Le choix de l'eugénisme que nous avons précédemment analysé s'inscrit également dans cette philosophie annoncée par Pierre Simon pour modifier en profondeur le concept même de vie : La logique du gestionnaire conduit à rationnaliser de plus en plus la vie [...] pour parvenir au plein épanouissement de ses possibilités. Regardons les choses en face : un mongolien entre-t-il dans ce cadre ? La vie est ce que les vivants en font : la culture la détermine.
Dans sa dernière lettre encyclique, Benoît XVI a pressenti avec des accents dramatiques les prémisses de l'avènement d'une biocratie implacable qui guette nos sociétés :
On ne peut minimiser les scénarios inquiétants pour l'avenir de l'homme ni la puissance des nouveaux instruments dont dispose la culture de mort [...]. Derrière tout cela se cachent des positions culturelles négatrices de la dignité humaine [...]. Un domaine primordial et crucial de [cet] affrontement culturel est aujourd'hui celui de la bioéthique où se joue de manière radicale la possibilité même d'un développement humain intégral. Il s'agit d'un domaine particulièrement délicat et décisif où émerge avec une force dramatique la question fondamentale de savoir si l'homme s'est produit lui-même ou s'il dépend de Dieu (Caritas in veritate, n. 74-75).

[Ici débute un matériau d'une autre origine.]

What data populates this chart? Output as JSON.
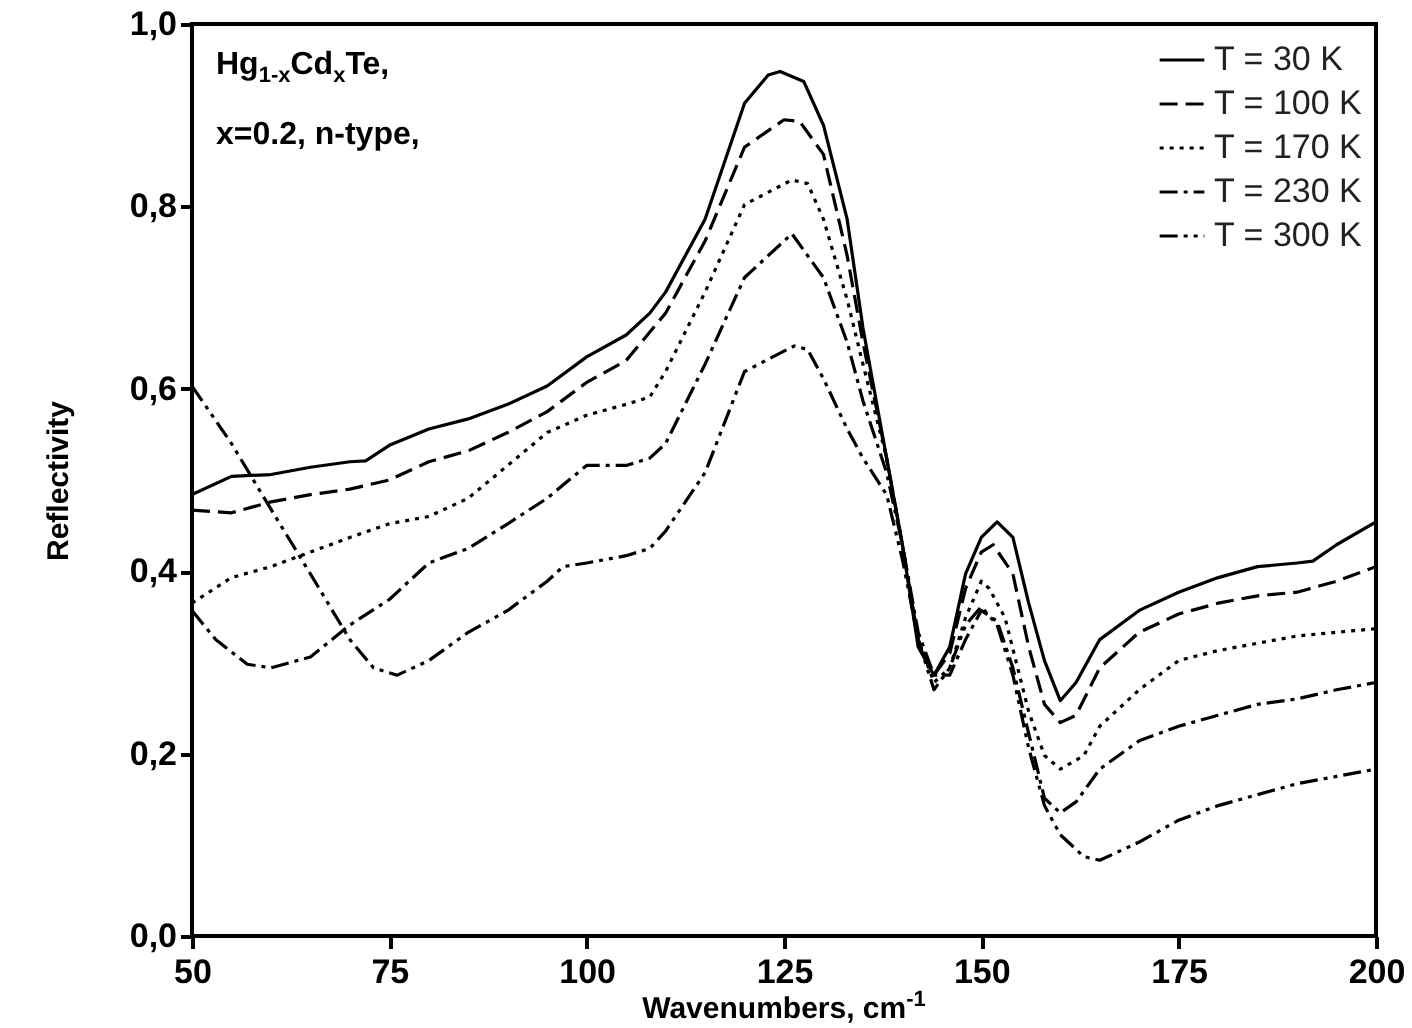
{
  "chart_data": {
    "type": "line",
    "xlabel": "Wavenumbers, cm$^{-1}$",
    "ylabel": "Reflectivity",
    "annotations": [
      "Hg$_{1-x}$Cd$_{x}$Te,",
      "x=0.2, n-type,"
    ],
    "xlim": [
      50,
      200
    ],
    "xticks": [
      50,
      75,
      100,
      125,
      150,
      175,
      200
    ],
    "ylim": [
      0,
      1
    ],
    "yticks": [
      {
        "value": 0,
        "label": "0,0"
      },
      {
        "value": 0.2,
        "label": "0,2"
      },
      {
        "value": 0.4,
        "label": "0,4"
      },
      {
        "value": 0.6,
        "label": "0,6"
      },
      {
        "value": 0.8,
        "label": "0,8"
      },
      {
        "value": 1,
        "label": "1,0"
      }
    ],
    "grid": false,
    "legend": "top right",
    "marker": "none",
    "series": [
      {
        "name": "T = 30 K",
        "color": "#000000",
        "line_style": "solid",
        "x": [
          50,
          55,
          60,
          65,
          70,
          72,
          75,
          80,
          85,
          90,
          95,
          100,
          105,
          108,
          110,
          115,
          120,
          123,
          124.5,
          127.5,
          130,
          133,
          135,
          138,
          140,
          142,
          144,
          146,
          148,
          150,
          152,
          154,
          156,
          158,
          160,
          162,
          165,
          170,
          175,
          180,
          185,
          190,
          192,
          195,
          200
        ],
        "values": [
          0.484,
          0.504,
          0.506,
          0.514,
          0.52,
          0.521,
          0.538,
          0.556,
          0.567,
          0.583,
          0.603,
          0.635,
          0.659,
          0.683,
          0.706,
          0.786,
          0.913,
          0.944,
          0.948,
          0.937,
          0.889,
          0.786,
          0.667,
          0.524,
          0.429,
          0.317,
          0.286,
          0.317,
          0.397,
          0.437,
          0.454,
          0.437,
          0.365,
          0.302,
          0.258,
          0.278,
          0.325,
          0.357,
          0.377,
          0.393,
          0.405,
          0.409,
          0.411,
          0.429,
          0.454
        ]
      },
      {
        "name": "T = 100 K",
        "color": "#000000",
        "line_style": "dashed",
        "x": [
          50,
          55,
          60,
          65,
          70,
          75,
          80,
          85,
          90,
          95,
          100,
          105,
          110,
          115,
          120,
          125,
          127,
          130,
          133,
          135,
          138,
          140,
          142,
          144,
          146,
          148,
          150,
          151.5,
          154,
          156,
          158,
          160,
          162,
          165,
          170,
          175,
          180,
          185,
          190,
          195,
          200
        ],
        "values": [
          0.467,
          0.464,
          0.476,
          0.484,
          0.49,
          0.5,
          0.52,
          0.532,
          0.552,
          0.575,
          0.607,
          0.631,
          0.683,
          0.762,
          0.865,
          0.895,
          0.893,
          0.857,
          0.746,
          0.651,
          0.524,
          0.429,
          0.325,
          0.286,
          0.31,
          0.381,
          0.421,
          0.429,
          0.397,
          0.317,
          0.254,
          0.234,
          0.242,
          0.294,
          0.333,
          0.353,
          0.365,
          0.373,
          0.377,
          0.389,
          0.405
        ]
      },
      {
        "name": "T = 170 K",
        "color": "#000000",
        "line_style": "dotted",
        "x": [
          50,
          55,
          60,
          65,
          70,
          75,
          80,
          85,
          90,
          95,
          100,
          105,
          108,
          110,
          115,
          120,
          126,
          128,
          130,
          133,
          135,
          138,
          140,
          142,
          144,
          146,
          148,
          150,
          151,
          153,
          156,
          158,
          160,
          163,
          165,
          170,
          175,
          180,
          185,
          190,
          195,
          200
        ],
        "values": [
          0.365,
          0.393,
          0.405,
          0.421,
          0.437,
          0.452,
          0.46,
          0.48,
          0.516,
          0.552,
          0.571,
          0.583,
          0.591,
          0.619,
          0.706,
          0.802,
          0.829,
          0.825,
          0.786,
          0.698,
          0.627,
          0.524,
          0.429,
          0.325,
          0.278,
          0.294,
          0.349,
          0.389,
          0.381,
          0.349,
          0.246,
          0.198,
          0.183,
          0.198,
          0.23,
          0.27,
          0.302,
          0.313,
          0.321,
          0.329,
          0.333,
          0.337
        ]
      },
      {
        "name": "T = 230 K",
        "color": "#000000",
        "line_style": "dashdot",
        "x": [
          50,
          53,
          57,
          60,
          65,
          70,
          75,
          80,
          85,
          90,
          95,
          100,
          105,
          108,
          110,
          115,
          120,
          126,
          130,
          133,
          135,
          138,
          140,
          142,
          144,
          146,
          148,
          150,
          152,
          154,
          156,
          158,
          160,
          162,
          165,
          170,
          175,
          180,
          185,
          190,
          195,
          200
        ],
        "values": [
          0.357,
          0.325,
          0.298,
          0.294,
          0.306,
          0.341,
          0.369,
          0.409,
          0.425,
          0.452,
          0.48,
          0.516,
          0.516,
          0.524,
          0.54,
          0.627,
          0.722,
          0.77,
          0.722,
          0.651,
          0.587,
          0.508,
          0.429,
          0.333,
          0.286,
          0.286,
          0.325,
          0.357,
          0.345,
          0.294,
          0.222,
          0.151,
          0.135,
          0.147,
          0.183,
          0.214,
          0.23,
          0.242,
          0.254,
          0.26,
          0.27,
          0.278
        ]
      },
      {
        "name": "T = 300 K",
        "color": "#000000",
        "line_style": "dashdotdot",
        "x": [
          50,
          55,
          60,
          65,
          70,
          73,
          76,
          80,
          85,
          90,
          95,
          97,
          100,
          105,
          108,
          110,
          115,
          120,
          126.3,
          128,
          130,
          133,
          135,
          138,
          140,
          142,
          144,
          146,
          148,
          150,
          152,
          154,
          156,
          158,
          160,
          163,
          165,
          170,
          175,
          180,
          185,
          190,
          195,
          200
        ],
        "values": [
          0.603,
          0.54,
          0.468,
          0.397,
          0.325,
          0.294,
          0.286,
          0.302,
          0.333,
          0.357,
          0.389,
          0.405,
          0.409,
          0.417,
          0.425,
          0.444,
          0.508,
          0.619,
          0.647,
          0.643,
          0.611,
          0.556,
          0.524,
          0.484,
          0.413,
          0.325,
          0.27,
          0.294,
          0.341,
          0.361,
          0.341,
          0.286,
          0.206,
          0.143,
          0.111,
          0.087,
          0.083,
          0.103,
          0.127,
          0.143,
          0.155,
          0.167,
          0.175,
          0.183
        ]
      }
    ]
  }
}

Face à cette prétention prométhéenne, poursuit le pape, nous devons manifester un amour plus fort pour une liberté qui ne soit pas arbitraire mais vraiment humanisée par la reconnaissance du bien qui la précède. Dans ce but, il faut que l'homme rentre en lui-même pour reconnaître les normes fondamentales de la loi morale que Dieu a inscrite dans son cœur .
Le service de la civilisation de l'amour et de la culture de vie ne peut faire l'impasse sur le drame de la fermeture idéologique à l'égard de Dieu. En ce sens, Pierre Simon avait vu juste : ne plus recevoir la vie comme un don de Dieu, c'est avoir le champ libre pour la gérer comme un matériau.
*Pierre-Olivier Arduin est directeur de la commission bioéthique du diocèse de Fréjus-Toulon.
[1] Pierre Simon, De la vie avant toute chose, Editions Mazarine, 1979. Parce qu'il annonçait explicitement le plan de bataille des Francs-maçons dans les débats législatifs à venir, l'ouvrage a été retiré de la vente après 6 mois. Il est aujourd'hui introuvable.